After that events became confused in Billy’s mind. Sullivan made no further attempt at conversation. He played ‘I’ll Away No More’ at a brisk pace and followed it with ‘Sweet William’. There was dancing; the small space was crowded with people jostling together. Eve laughed a lot and touched him intimately. The drink and the dancing had brought colour to her face. After a while she excused herself with a tender smile. ‘I’ll just be away for a piss, darlin’,’ she said. ‘I’ll be with you again before you can shake yer peg.’
But she did not come back; and this defection changed the quality of everything in a strange and sudden way. The fiddle fell silent. There were fewer people in the room and these only men. The landlord’s looks grew sullen and disdainful. Billy was sweating and asked for ale but this came slowly and when it came was sour and thin.
These various factors combined to turn his mood ugly. Such sudden lowerings are difficult to take with equanimity, even for milder temperaments than Billy’s. It is one thing to know that pleasure is fleeting, youth ephemeral and the grave just round the corner; it is quite another to have it brought home to you all in the space of five minutes. ‘What taplash piss is this?’ he said. ‘You have served me wi’ the washings o’ the casks.’ And he splashed the rest of his beer down on to the stone floor.
‘Now that was the act of a out-and-out swine,’ the landlord said. ‘I see I was mistaken in you. You can pay up your score and get out. There is three shillings and four pence on the slate.’
‘That is robbery, you fat bouger,’ Billy said. ‘If I come round that bleddy counter you’ll be right sorry. Where is Sullivan? Shipmate, let’s you an’ me cast off from here. I have got money, I will stand treat.’
But it was precisely at this lordly moment that Billy found he had no money, none at all: the purse was gone from his pocket. And when in the shock of this discovery he looked at the landlord’s face and saw the ugly complacency on it, he knew with that power of divination that descends on the cheated, instant and terrible, like a dark afflatus, that from the moment of walking into this ale-house he had been among actors. ‘My purse,’ he said. ‘That Irish crack has stole my purse. We could catch her yet, before she gets it to her scully.’ He made a movement away from the counter.
‘No you don’t,’ the landlord said. ‘Cover the door. What purse? I never saw no purse. Anyone here see a purse? Catch a hold of him, lads.’
He had started round the counter.
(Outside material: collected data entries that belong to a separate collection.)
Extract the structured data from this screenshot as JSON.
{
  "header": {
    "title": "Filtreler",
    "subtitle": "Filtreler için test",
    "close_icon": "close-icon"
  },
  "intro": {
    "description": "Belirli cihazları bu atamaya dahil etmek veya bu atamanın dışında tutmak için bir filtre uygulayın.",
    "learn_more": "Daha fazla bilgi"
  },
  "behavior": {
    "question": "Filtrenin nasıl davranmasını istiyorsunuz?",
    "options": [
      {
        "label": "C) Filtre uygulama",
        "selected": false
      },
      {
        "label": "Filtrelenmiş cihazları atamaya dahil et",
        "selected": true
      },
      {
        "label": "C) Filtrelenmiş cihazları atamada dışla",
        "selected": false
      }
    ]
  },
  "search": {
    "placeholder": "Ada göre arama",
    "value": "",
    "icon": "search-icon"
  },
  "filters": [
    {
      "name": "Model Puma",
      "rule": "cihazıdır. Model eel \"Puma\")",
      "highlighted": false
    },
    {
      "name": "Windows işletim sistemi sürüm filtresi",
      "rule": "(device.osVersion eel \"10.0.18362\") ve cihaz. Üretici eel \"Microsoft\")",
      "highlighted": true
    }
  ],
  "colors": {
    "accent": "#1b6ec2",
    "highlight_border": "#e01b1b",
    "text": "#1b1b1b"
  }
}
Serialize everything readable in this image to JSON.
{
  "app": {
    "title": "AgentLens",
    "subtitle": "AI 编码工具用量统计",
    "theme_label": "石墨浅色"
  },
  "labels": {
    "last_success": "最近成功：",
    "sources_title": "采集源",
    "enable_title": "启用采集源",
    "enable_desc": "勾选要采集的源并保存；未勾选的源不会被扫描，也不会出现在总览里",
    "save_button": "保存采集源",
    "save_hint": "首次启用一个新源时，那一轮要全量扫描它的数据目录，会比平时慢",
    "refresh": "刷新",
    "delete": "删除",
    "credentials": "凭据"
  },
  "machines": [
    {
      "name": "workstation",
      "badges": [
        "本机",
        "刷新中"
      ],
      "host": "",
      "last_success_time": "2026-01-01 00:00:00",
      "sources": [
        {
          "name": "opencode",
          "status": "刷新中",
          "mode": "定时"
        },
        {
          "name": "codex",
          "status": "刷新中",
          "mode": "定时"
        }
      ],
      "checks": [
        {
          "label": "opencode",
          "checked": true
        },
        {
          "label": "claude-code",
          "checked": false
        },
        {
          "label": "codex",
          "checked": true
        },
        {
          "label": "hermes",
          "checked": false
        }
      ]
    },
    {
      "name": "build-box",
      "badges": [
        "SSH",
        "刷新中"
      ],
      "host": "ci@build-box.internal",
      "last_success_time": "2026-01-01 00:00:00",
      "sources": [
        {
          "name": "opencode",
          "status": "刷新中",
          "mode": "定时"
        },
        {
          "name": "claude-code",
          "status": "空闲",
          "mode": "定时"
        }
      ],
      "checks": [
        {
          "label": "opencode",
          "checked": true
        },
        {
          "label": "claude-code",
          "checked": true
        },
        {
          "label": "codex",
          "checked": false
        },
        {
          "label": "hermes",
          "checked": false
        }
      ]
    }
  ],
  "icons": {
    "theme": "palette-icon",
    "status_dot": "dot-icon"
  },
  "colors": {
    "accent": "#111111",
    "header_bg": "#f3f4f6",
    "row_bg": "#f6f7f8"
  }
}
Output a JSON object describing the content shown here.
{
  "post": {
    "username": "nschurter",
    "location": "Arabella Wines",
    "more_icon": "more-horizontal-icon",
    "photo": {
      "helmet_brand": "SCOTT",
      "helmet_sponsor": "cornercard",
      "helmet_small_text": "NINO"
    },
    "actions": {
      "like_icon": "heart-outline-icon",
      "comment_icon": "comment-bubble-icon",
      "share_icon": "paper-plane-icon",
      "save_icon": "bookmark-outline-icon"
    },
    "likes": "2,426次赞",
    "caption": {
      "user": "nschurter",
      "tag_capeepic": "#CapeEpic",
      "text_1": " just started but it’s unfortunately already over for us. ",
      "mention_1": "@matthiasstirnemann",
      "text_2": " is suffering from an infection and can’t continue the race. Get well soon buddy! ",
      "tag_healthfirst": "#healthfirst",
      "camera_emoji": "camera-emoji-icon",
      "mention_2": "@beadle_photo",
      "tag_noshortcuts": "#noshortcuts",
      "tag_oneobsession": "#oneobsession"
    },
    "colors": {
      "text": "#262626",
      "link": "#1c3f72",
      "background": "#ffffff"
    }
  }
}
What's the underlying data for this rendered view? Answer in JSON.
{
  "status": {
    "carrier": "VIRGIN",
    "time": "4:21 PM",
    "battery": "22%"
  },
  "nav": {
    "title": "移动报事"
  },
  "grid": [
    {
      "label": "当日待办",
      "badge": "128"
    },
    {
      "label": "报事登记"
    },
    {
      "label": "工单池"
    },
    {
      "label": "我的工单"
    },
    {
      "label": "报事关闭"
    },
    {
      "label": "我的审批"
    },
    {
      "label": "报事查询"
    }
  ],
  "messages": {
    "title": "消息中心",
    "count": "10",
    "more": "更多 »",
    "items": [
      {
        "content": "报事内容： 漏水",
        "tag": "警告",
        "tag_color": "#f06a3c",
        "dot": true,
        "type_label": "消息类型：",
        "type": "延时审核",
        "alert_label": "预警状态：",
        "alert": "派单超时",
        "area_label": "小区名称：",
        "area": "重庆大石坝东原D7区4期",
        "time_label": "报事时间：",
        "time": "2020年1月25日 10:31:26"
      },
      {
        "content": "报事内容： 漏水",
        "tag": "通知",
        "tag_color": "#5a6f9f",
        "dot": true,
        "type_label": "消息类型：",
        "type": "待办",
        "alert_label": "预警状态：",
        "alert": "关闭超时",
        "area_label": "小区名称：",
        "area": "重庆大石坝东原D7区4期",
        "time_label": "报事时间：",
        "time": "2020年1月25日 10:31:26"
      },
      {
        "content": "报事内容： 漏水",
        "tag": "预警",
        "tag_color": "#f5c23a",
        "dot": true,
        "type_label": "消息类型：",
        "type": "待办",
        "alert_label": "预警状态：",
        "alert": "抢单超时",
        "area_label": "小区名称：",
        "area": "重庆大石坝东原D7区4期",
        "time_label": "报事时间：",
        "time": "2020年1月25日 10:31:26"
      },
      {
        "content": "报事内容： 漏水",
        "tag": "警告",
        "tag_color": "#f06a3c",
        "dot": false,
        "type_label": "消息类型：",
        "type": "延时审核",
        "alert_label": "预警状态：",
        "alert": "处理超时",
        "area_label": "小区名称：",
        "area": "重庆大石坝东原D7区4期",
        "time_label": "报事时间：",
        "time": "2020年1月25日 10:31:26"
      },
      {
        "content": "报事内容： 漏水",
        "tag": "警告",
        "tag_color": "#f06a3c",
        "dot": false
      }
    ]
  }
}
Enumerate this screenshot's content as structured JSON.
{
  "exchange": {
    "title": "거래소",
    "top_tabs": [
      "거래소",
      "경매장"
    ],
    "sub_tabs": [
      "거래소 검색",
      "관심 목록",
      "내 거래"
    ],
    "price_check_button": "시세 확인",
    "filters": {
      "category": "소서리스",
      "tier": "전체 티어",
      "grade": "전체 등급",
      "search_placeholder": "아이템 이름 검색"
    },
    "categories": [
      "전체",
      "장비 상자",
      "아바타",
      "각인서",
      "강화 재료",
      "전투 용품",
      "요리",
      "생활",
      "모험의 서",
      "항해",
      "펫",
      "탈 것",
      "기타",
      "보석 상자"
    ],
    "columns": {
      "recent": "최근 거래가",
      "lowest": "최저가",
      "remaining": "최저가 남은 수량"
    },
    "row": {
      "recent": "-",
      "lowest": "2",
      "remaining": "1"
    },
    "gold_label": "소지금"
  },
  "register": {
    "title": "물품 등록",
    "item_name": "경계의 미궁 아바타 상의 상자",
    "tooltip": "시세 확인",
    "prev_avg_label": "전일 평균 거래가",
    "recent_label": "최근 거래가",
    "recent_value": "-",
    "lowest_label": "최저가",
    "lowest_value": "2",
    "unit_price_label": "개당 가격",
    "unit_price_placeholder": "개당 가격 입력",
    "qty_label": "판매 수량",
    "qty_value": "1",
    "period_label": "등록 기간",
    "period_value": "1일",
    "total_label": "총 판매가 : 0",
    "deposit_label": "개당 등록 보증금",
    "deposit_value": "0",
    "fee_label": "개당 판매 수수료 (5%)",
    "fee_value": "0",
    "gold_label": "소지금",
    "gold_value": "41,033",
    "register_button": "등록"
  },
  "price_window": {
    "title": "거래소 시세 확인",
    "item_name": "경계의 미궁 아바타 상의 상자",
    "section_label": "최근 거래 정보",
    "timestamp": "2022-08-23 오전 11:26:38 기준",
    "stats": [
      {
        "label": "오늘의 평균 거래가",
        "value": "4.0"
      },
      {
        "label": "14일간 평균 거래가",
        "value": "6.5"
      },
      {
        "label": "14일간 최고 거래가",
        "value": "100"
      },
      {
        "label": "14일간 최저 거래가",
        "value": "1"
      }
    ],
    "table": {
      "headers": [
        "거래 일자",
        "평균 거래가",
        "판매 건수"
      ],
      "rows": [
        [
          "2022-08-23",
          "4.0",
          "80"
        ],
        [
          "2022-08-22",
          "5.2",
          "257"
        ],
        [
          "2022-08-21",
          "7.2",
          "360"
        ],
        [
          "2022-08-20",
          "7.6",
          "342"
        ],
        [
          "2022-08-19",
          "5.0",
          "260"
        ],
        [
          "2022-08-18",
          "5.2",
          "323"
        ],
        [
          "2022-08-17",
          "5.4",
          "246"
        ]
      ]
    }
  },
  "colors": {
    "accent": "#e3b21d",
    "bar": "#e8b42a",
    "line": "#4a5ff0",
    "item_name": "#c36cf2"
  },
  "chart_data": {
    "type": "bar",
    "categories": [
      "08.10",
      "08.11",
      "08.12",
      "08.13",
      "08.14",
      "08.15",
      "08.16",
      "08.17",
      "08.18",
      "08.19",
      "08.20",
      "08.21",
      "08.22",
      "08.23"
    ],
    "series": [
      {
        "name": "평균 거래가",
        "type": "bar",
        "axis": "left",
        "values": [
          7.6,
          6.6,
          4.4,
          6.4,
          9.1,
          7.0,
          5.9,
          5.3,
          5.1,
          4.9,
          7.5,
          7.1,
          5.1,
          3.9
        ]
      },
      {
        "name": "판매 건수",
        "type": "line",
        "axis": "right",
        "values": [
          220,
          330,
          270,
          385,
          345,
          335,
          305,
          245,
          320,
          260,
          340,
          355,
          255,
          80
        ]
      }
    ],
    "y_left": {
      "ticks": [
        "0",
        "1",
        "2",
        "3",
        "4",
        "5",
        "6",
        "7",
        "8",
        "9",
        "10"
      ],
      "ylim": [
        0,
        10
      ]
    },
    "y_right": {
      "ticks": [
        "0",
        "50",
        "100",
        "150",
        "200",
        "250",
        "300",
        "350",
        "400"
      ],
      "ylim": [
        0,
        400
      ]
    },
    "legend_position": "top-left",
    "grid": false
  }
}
Two men moved on Billy, one from either side. He put a hand to his hip pocket but the knife was gone too. Drink and shock had slowed him but he had time to throw his tankard into the first man’s face and hear it strike against the teeth, time to take two steps and land a hard kick on the landlord’s kneecap. He was staggered by a wide-angled blow to the side of the head, evaded another by some instinctive cunning of the body, struck back and missed, slipped on the wet flags, recovered. A body fell against him and he struck at it, only to realize it was on its way floorwards anyway, and not by his doing. He took another jolting blow to the face. Someone caught at his arms from behind.
‘Well, my mannikin, how goes it now?’
Billy could feel blood running into his mouth. Someone was groaning behind him. There was a man lying on the floor. Through a bitter film of moisture he saw the smiling face of the man who had baited him.